For this reason, the ABE fermentation process has been reconsidered from a different perspective. Although it was originally conceived to produce acetone, it is considered as a suitable production pathway for biobutanol that has become the product of major interest.
Biogenic butanol is a possible substitute of bioethanol or even better and it is already employed both as fuel additive and as pure fuel instead of standard gasoline because, differently from ethanol, it can be directly and efficiently used in gasoline engines. Moreover, it has the advantage that it can be shipped and distributed through existing pipelines and filling stations.
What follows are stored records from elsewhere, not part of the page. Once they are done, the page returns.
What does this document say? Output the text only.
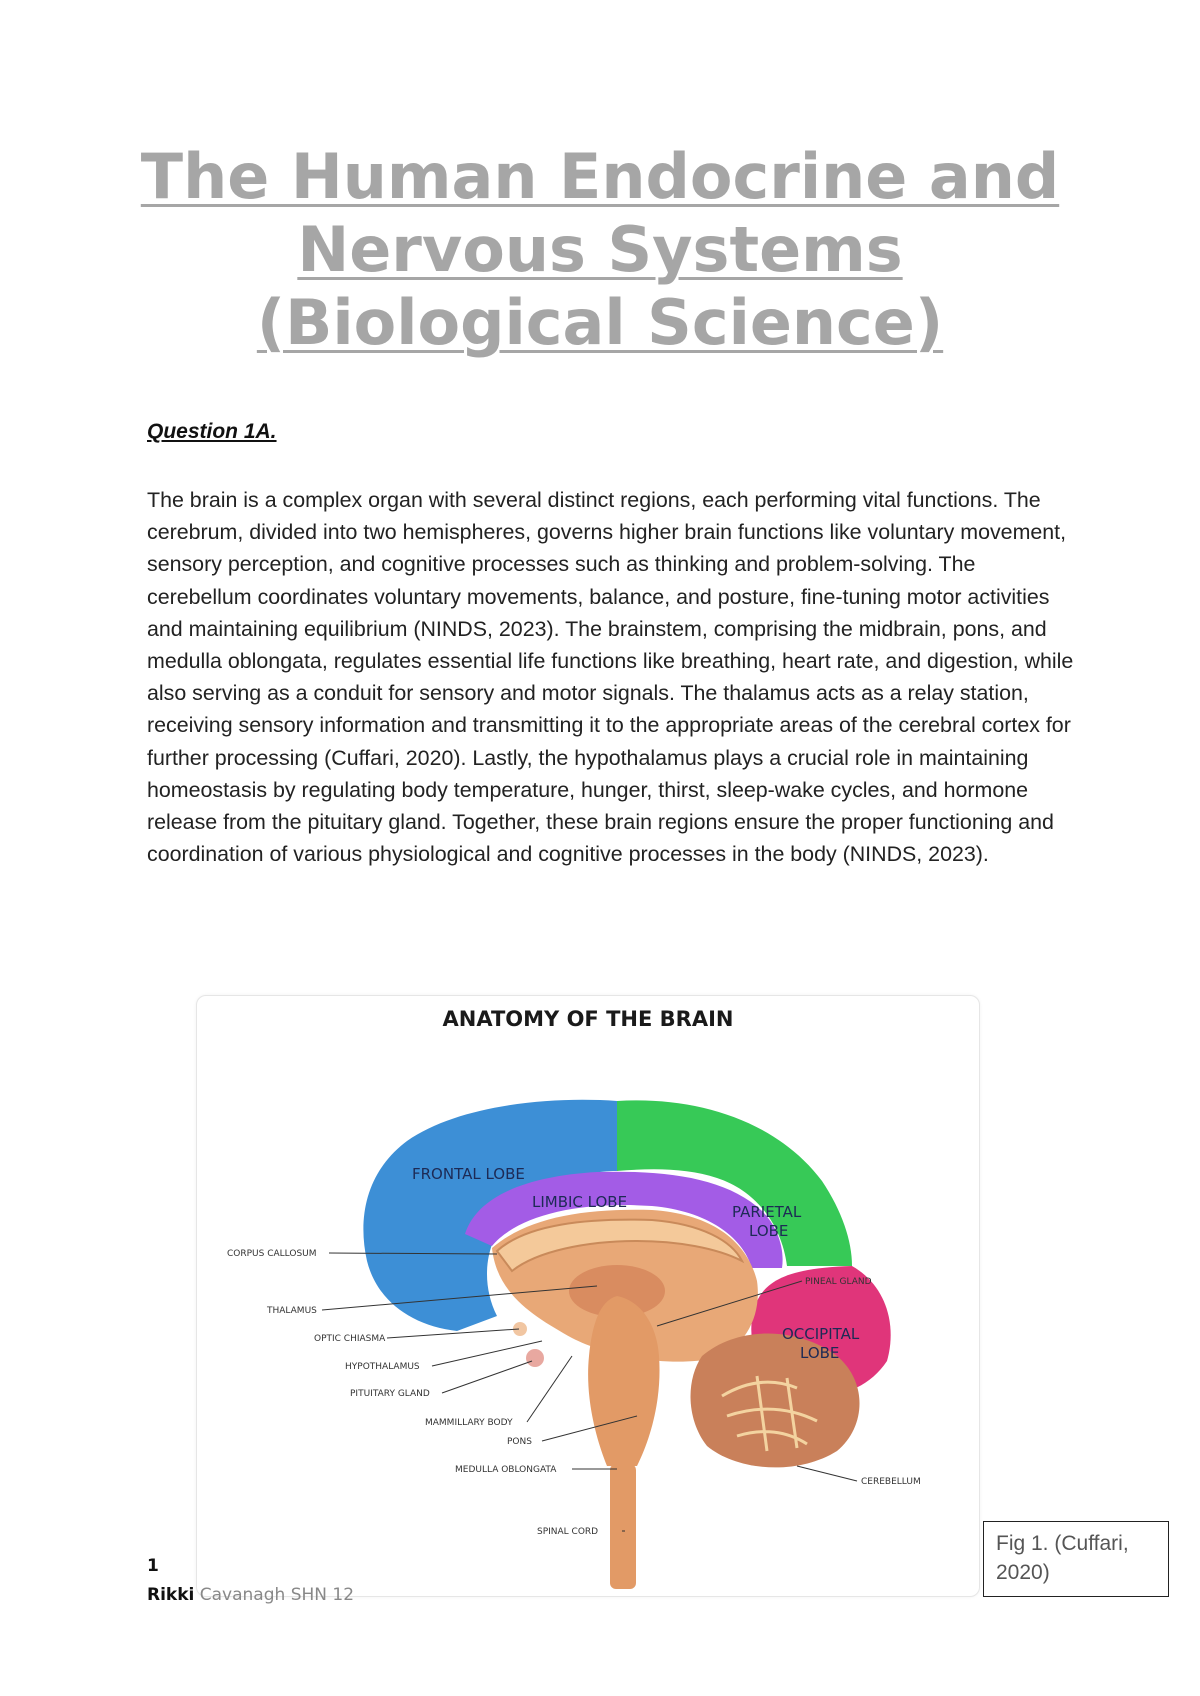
The Human Endocrine and
Nervous Systems
(Biological Science)

Question 1A.

The brain is a complex organ with several distinct regions, each performing vital functions. The cerebrum, divided into two hemispheres, governs higher brain functions like voluntary movement, sensory perception, and cognitive processes such as thinking and problem-solving. The cerebellum coordinates voluntary movements, balance, and posture, fine-tuning motor activities and maintaining equilibrium (NINDS, 2023). The brainstem, comprising the midbrain, pons, and medulla oblongata, regulates essential life functions like breathing, heart rate, and digestion, while also serving as a conduit for sensory and motor signals. The thalamus acts as a relay station, receiving sensory information and transmitting it to the appropriate areas of the cerebral cortex for further processing (Cuffari, 2020). Lastly, the hypothalamus plays a crucial role in maintaining homeostasis by regulating body temperature, hunger, thirst, sleep-wake cycles, and hormone release from the pituitary gland. Together, these brain regions ensure the proper functioning and coordination of various physiological and cognitive processes in the body (NINDS, 2023).

ANATOMY OF THE BRAIN
FRONTAL LOBE
LIMBIC LOBE
PARIETAL
LOBE
OCCIPITAL
LOBE
CORPUS CALLOSUM
THALAMUS
OPTIC CHIASMA
HYPOTHALAMUS
PITUITARY GLAND
MAMMILLARY BODY
PONS
MEDULLA OBLONGATA
SPINAL CORD
PINEAL GLAND
CEREBELLUM
Fig 1. (Cuffari, 2020)
1
Rikki Cavanagh SHN 12
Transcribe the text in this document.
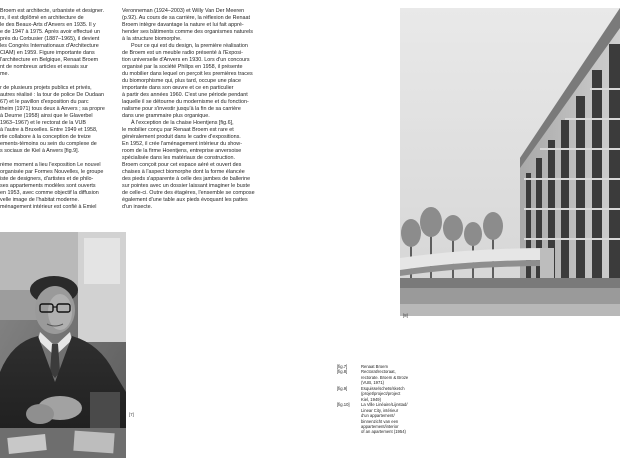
Broem est architecte, urbaniste et designer.

rs, il est diplômé en architecture de

le des Beaux-Arts d'Anvers en 1935. Il y

e de 1947 à 1975. Après avoir effectué un

près du Corbusier (1887–1965), il devient

les Congrès Internationaux d'Architecture

CIAM) en 1959. Figure importante dans

l'architecture en Belgique, Renaat Broem

nt de nombreux articles et essais sur

me.

r de plusieurs projets publics et privés,

autres réalisé : la tour de police De Oudaan

67) et le pavillon d'exposition du parc

theim (1971) tous deux à Anvers ; sa propre

à Deurne (1958) ainsi que le Glaverbel

1963–1967) et le rectorat de la VUB

à l'autre à Bruxelles. Entre 1949 et 1958,

rtie collabore à la conception de treize

ements-témoins ou sein du complexe de

s sociaux de Kiel à Anvers [fig.9].

rème moment a lieu l'exposition Le nouvel

organisée par Formes Nouvelles, le groupe

iste de designers, d'artistes et de philo-

ses appartements modèles sont ouverts

en 1953, avec comme objectif la diffusion

velle image de l'habitat moderne.

ménagement intérieur est confié à Emiel

Veronneman (1924–2003) et Willy Van Der Meeren

(p.92). Au cours de sa carrière, la réflexion de Renaat

Broem intègre davantage la nature et lui fait appré-

hender ses bâtiments comme des organismes naturels

à la structure biomorphe.

Pour ce qui est du design, la première réalisation

de Broem est un meuble radio présenté à l'Exposi-

tion universelle d'Anvers en 1930. Lors d'un concours

organisé par la société Philips en 1958, il présente

du mobilier dans lequel on perçoit les premières traces

du biomorphisme qui, plus tard, occupe une place

importante dans son œuvre et ce en particulier

à partir des années 1960. C'est une période pendant

laquelle il se détourne du modernisme et du fonction-

nalisme pour s'investir jusqu'à la fin de sa carrière

dans une grammaire plus organique.

À l'exception de la chaise Hoentjens [fig.6],

le mobilier conçu par Renaat Broem est rare et

généralement produit dans le cadre d'expositions.

En 1952, il crée l'aménagement intérieur du show-

room de la firme Hoentjens, entreprise anversoise

spécialisée dans les matériaux de construction.

Broem conçoit pour cet espace aéré et ouvert des

chaises à l'aspect biomorphe dont la forme élancée

des pieds s'apparente à celle des jambes de ballerine

sur pointes avec un dossier laissant imaginer le buste

de celle-ci. Outre des étagères, l'ensemble se compose

également d'une table aux pieds évoquant les pattes

d'un insecte.

[7]
[8]
[fig.7]	Renaat Broem
[fig.8]	Rectorat/rectoraat,
rectorate. Broem & Broze
(VUB, 1971)
[fig.9]	Esquisse/schets/sketch
(projet/project/project
Kiel, 1949)
[fig.10]	La Ville Linéaire/Lijnstad/
Linear City, intérieur
d'un appartement/
binnenzicht van een
appartement/interior
of an apartement (1954)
Finally biobutanol is widely used as a direct solvent for paints, coatings, varnishes, resins, dyes, camphor, vegetable oils, fats, waxes, shellac, rubbers and alkaloids due to its higher energy density, lower volatility, and lower hygroscopicity. It can be produced from different kinds of cellulosic biomass and can be used for further processing of advanced biofuels such as butyl levulinate as well.

The application of n-butanol in the production of butyl acrylate has a wide scope for its expansion, which in turn would help in increasing the consumption of n-butanol globally. Butyl acrylate was the biggest n-butanol application in 2014 and is projected to be worth US$3.9 billion by 2020.